12.1. Governing Law: These Affiliate Terms shall be governed by and construed in accordance with the laws of the State of Delaware, without regard to its conflict of law provisions.
12.2. Jurisdiction: Any legal action or proceeding arising out of or relating to these Affiliate Terms shall be instituted in the state or federal courts located in Delaware, and each party irrevocably submits to the exclusive jurisdiction of such courts in any such action or proceeding.
12.3. Arbitration: Notwithstanding the foregoing, any controversy or claim arising out of or relating to these Affiliate Terms, or the breach thereof, shall be settled by arbitration administered by the American Arbitration Association in accordance with its Commercial Arbitration Rules, and judgment on the award rendered by the arbitrator(s) may be entered in any court having jurisdiction thereof. The place of arbitration shall be Seattle, Washington.

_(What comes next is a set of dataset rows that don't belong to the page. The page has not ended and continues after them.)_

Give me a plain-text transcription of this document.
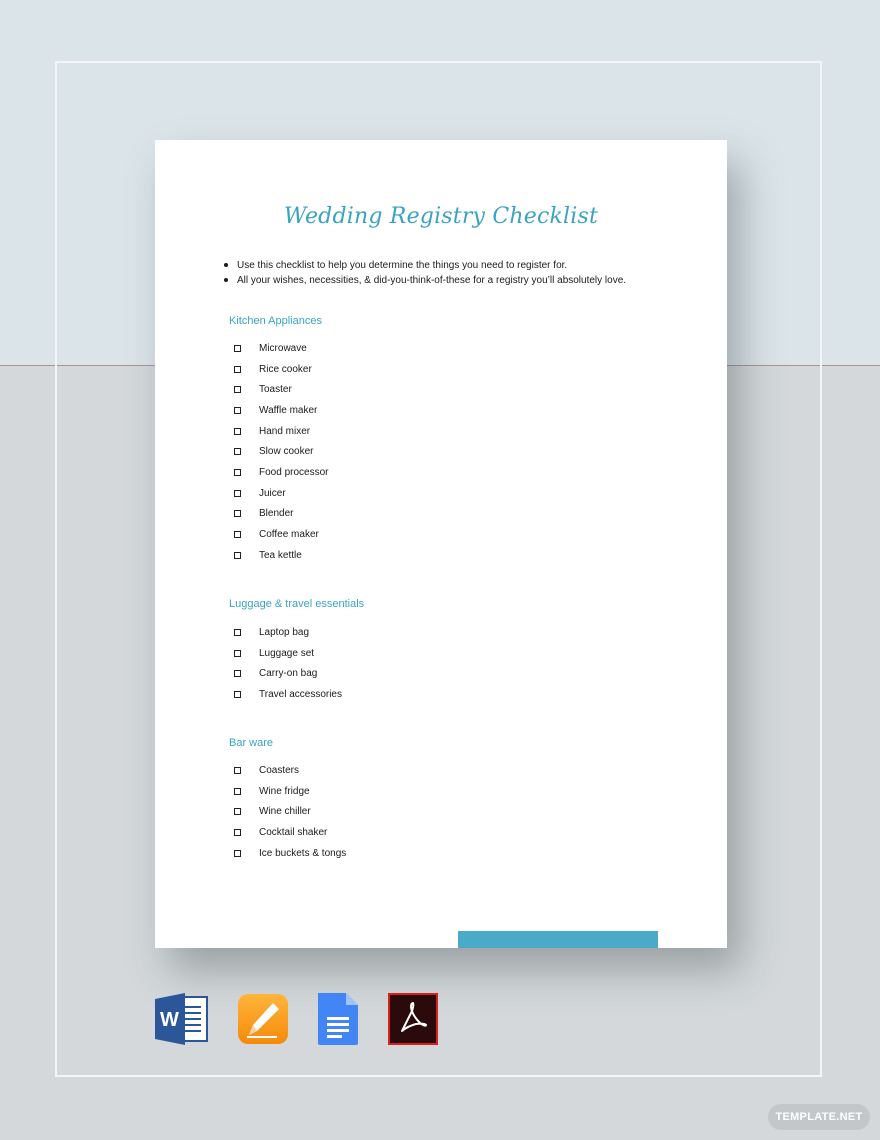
Wedding Registry Checklist
Use this checklist to help you determine the things you need to register for.
All your wishes, necessities, & did-you-think-of-these for a registry you’ll absolutely love.
Kitchen Appliances
Microwave
Rice cooker
Toaster
Waffle maker
Hand mixer
Slow cooker
Food processor
Juicer
Blender
Coffee maker
Tea kettle
Luggage & travel essentials
Laptop bag
Luggage set
Carry-on bag
Travel accessories
Bar ware
Coasters
Wine fridge
Wine chiller
Cocktail shaker
Ice buckets & tongs
W
TEMPLATE.NET
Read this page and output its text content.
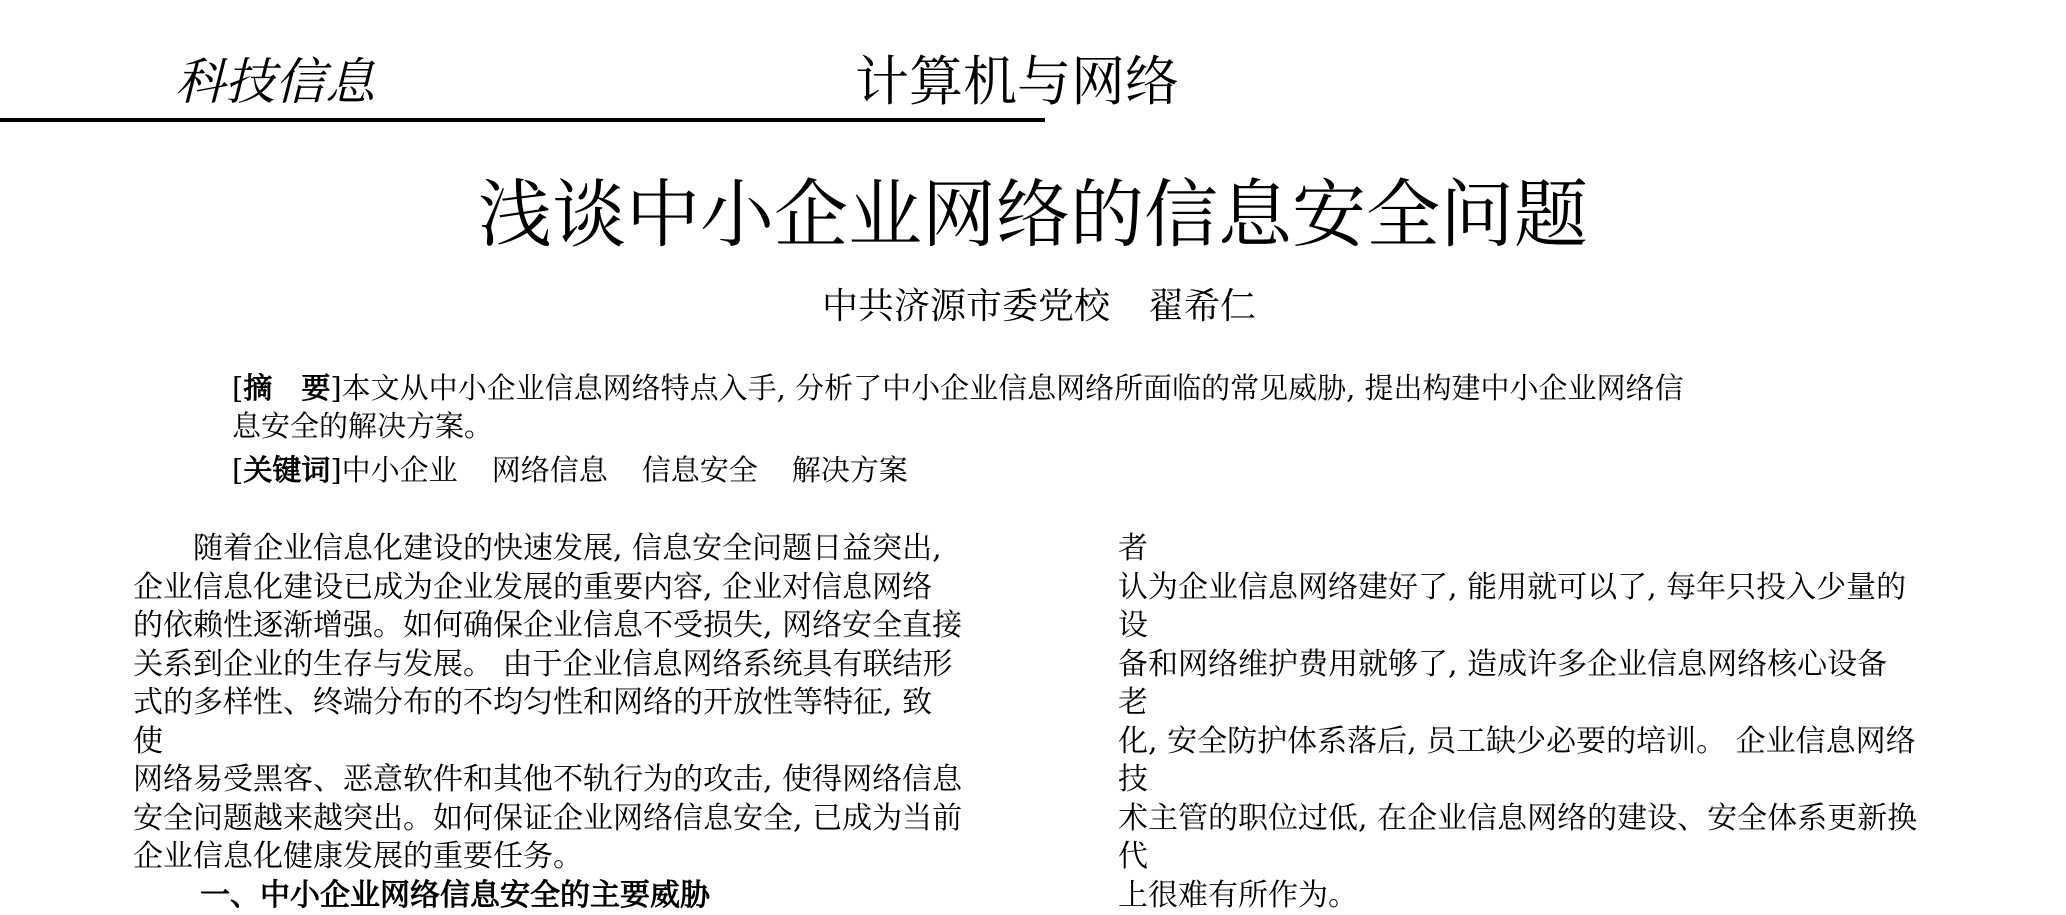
科技信息	计算机与网络
浅谈中小企业网络的信息安全问题
中共济源市委党校 翟希仁
[摘　要]本文从中小企业信息网络特点入手, 分析了中小企业信息网络所面临的常见威胁, 提出构建中小企业网络信
息安全的解决方案。
[关键词]中小企业 网络信息 信息安全 解决方案
　　随着企业信息化建设的快速发展, 信息安全问题日益突出,
企业信息化建设已成为企业发展的重要内容, 企业对信息网络
的依赖性逐渐增强。如何确保企业信息不受损失, 网络安全直接
关系到企业的生存与发展。 由于企业信息网络系统具有联结形
式的多样性、终端分布的不均匀性和网络的开放性等特征, 致
使
网络易受黑客、恶意软件和其他不轨行为的攻击, 使得网络信息
安全问题越来越突出。如何保证企业网络信息安全, 已成为当前
企业信息化健康发展的重要任务。
一、中小企业网络信息安全的主要威胁
者
认为企业信息网络建好了, 能用就可以了, 每年只投入少量的
设
备和网络维护费用就够了, 造成许多企业信息网络核心设备
老
化, 安全防护体系落后, 员工缺少必要的培训。 企业信息网络
技
术主管的职位过低, 在企业信息网络的建设、安全体系更新换
代
上很难有所作为。
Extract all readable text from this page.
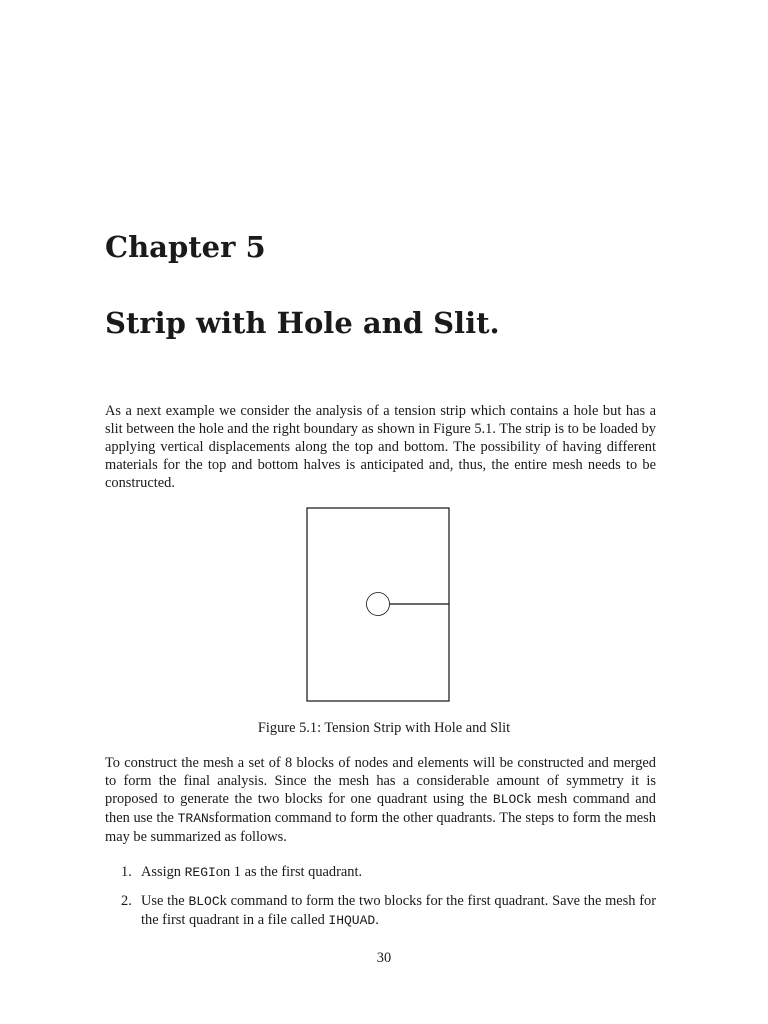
Chapter 5
Strip with Hole and Slit.

As a next example we consider the analysis of a tension strip which contains a hole but has a slit between the hole and the right boundary as shown in Figure 5.1. The strip is to be loaded by applying vertical displacements along the top and bottom. The possibility of having different materials for the top and bottom halves is anticipated and, thus, the entire mesh needs to be constructed.

Figure 5.1: Tension Strip with Hole and Slit

To construct the mesh a set of 8 blocks of nodes and elements will be constructed and merged to form the final analysis. Since the mesh has a considerable amount of symmetry it is proposed to generate the two blocks for one quadrant using the BLOCk mesh command and then use the TRANsformation command to form the other quadrants. The steps to form the mesh may be summarized as follows.

1. Assign REGIon 1 as the first quadrant.
2. Use the BLOCk command to form the two blocks for the first quadrant. Save the mesh for the first quadrant in a file called IHQUAD.
30
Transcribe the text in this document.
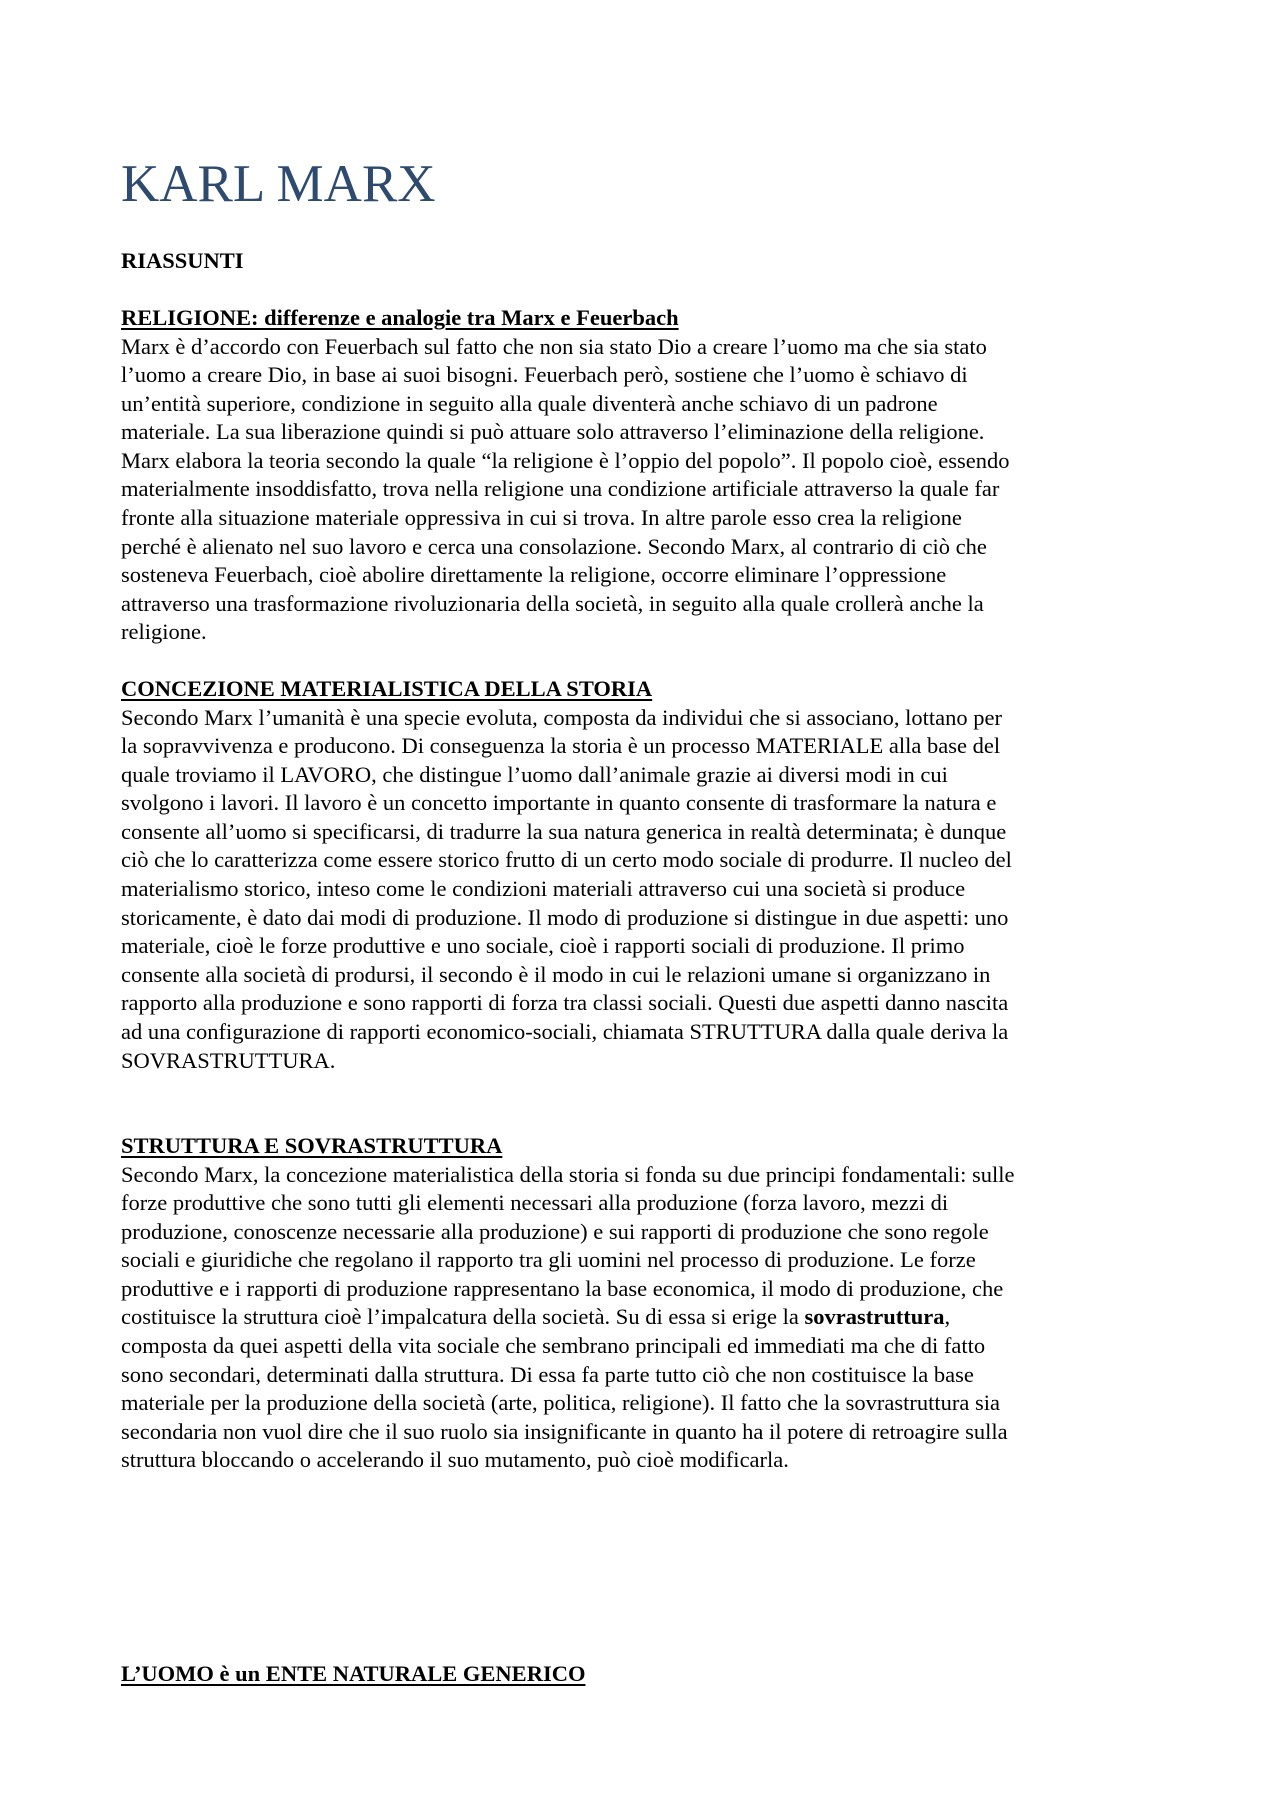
KARL MARX
RIASSUNTI
RELIGIONE: differenze e analogie tra Marx e Feuerbach

Marx è d’accordo con Feuerbach sul fatto che non sia stato Dio a creare l’uomo ma che sia stato
l’uomo a creare Dio, in base ai suoi bisogni. Feuerbach però, sostiene che l’uomo è schiavo di
un’entità superiore, condizione in seguito alla quale diventerà anche schiavo di un padrone
materiale. La sua liberazione quindi si può attuare solo attraverso l’eliminazione della religione.
Marx elabora la teoria secondo la quale “la religione è l’oppio del popolo”. Il popolo cioè, essendo
materialmente insoddisfatto, trova nella religione una condizione artificiale attraverso la quale far
fronte alla situazione materiale oppressiva in cui si trova. In altre parole esso crea la religione
perché è alienato nel suo lavoro e cerca una consolazione. Secondo Marx, al contrario di ciò che
sosteneva Feuerbach, cioè abolire direttamente la religione, occorre eliminare l’oppressione
attraverso una trasformazione rivoluzionaria della società, in seguito alla quale crollerà anche la
religione.

CONCEZIONE MATERIALISTICA DELLA STORIA

Secondo Marx l’umanità è una specie evoluta, composta da individui che si associano, lottano per
la sopravvivenza e producono. Di conseguenza la storia è un processo MATERIALE alla base del
quale troviamo il LAVORO, che distingue l’uomo dall’animale grazie ai diversi modi in cui
svolgono i lavori. Il lavoro è un concetto importante in quanto consente di trasformare la natura e
consente all’uomo si specificarsi, di tradurre la sua natura generica in realtà determinata; è dunque
ciò che lo caratterizza come essere storico frutto di un certo modo sociale di produrre. Il nucleo del
materialismo storico, inteso come le condizioni materiali attraverso cui una società si produce
storicamente, è dato dai modi di produzione. Il modo di produzione si distingue in due aspetti: uno
materiale, cioè le forze produttive e uno sociale, cioè i rapporti sociali di produzione. Il primo
consente alla società di prodursi, il secondo è il modo in cui le relazioni umane si organizzano in
rapporto alla produzione e sono rapporti di forza tra classi sociali. Questi due aspetti danno nascita
ad una configurazione di rapporti economico-sociali, chiamata STRUTTURA dalla quale deriva la
SOVRASTRUTTURA.

STRUTTURA E SOVRASTRUTTURA

Secondo Marx, la concezione materialistica della storia si fonda su due principi fondamentali: sulle
forze produttive che sono tutti gli elementi necessari alla produzione (forza lavoro, mezzi di
produzione, conoscenze necessarie alla produzione) e sui rapporti di produzione che sono regole
sociali e giuridiche che regolano il rapporto tra gli uomini nel processo di produzione. Le forze
produttive e i rapporti di produzione rappresentano la base economica, il modo di produzione, che
costituisce la struttura cioè l’impalcatura della società. Su di essa si erige la sovrastruttura,
composta da quei aspetti della vita sociale che sembrano principali ed immediati ma che di fatto
sono secondari, determinati dalla struttura. Di essa fa parte tutto ciò che non costituisce la base
materiale per la produzione della società (arte, politica, religione). Il fatto che la sovrastruttura sia
secondaria non vuol dire che il suo ruolo sia insignificante in quanto ha il potere di retroagire sulla
struttura bloccando o accelerando il suo mutamento, può cioè modificarla.

L’UOMO è un ENTE NATURALE GENERICO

12.4. Class Action Waiver: The parties agree that any arbitration shall be limited to the dispute between the parties individually. To the full extent permitted by law, (a) no arbitration shall be joined with any other; (b) there is no right or authority for any dispute to be arbitrated on a class-action basis or to utilize class action procedures; and (c) there is no right or authority for any dispute to be brought in a purported representative capacity on behalf of the general public or any other persons.
12.5. Exceptions to Arbitration: Notwithstanding the parties' agreement to resolve all disputes through arbitration, either party may seek relief in a small claims court for disputes or claims within the scope of that court's jurisdiction.
12.6. Right to Injunctive Relief: Nothing in this section shall be deemed as preventing either party from seeking injunctive or other equitable relief from the courts as necessary to prevent the actual or threatened infringement, misappropriation, or violation of that party's data security, intellectual property rights, or other proprietary rights.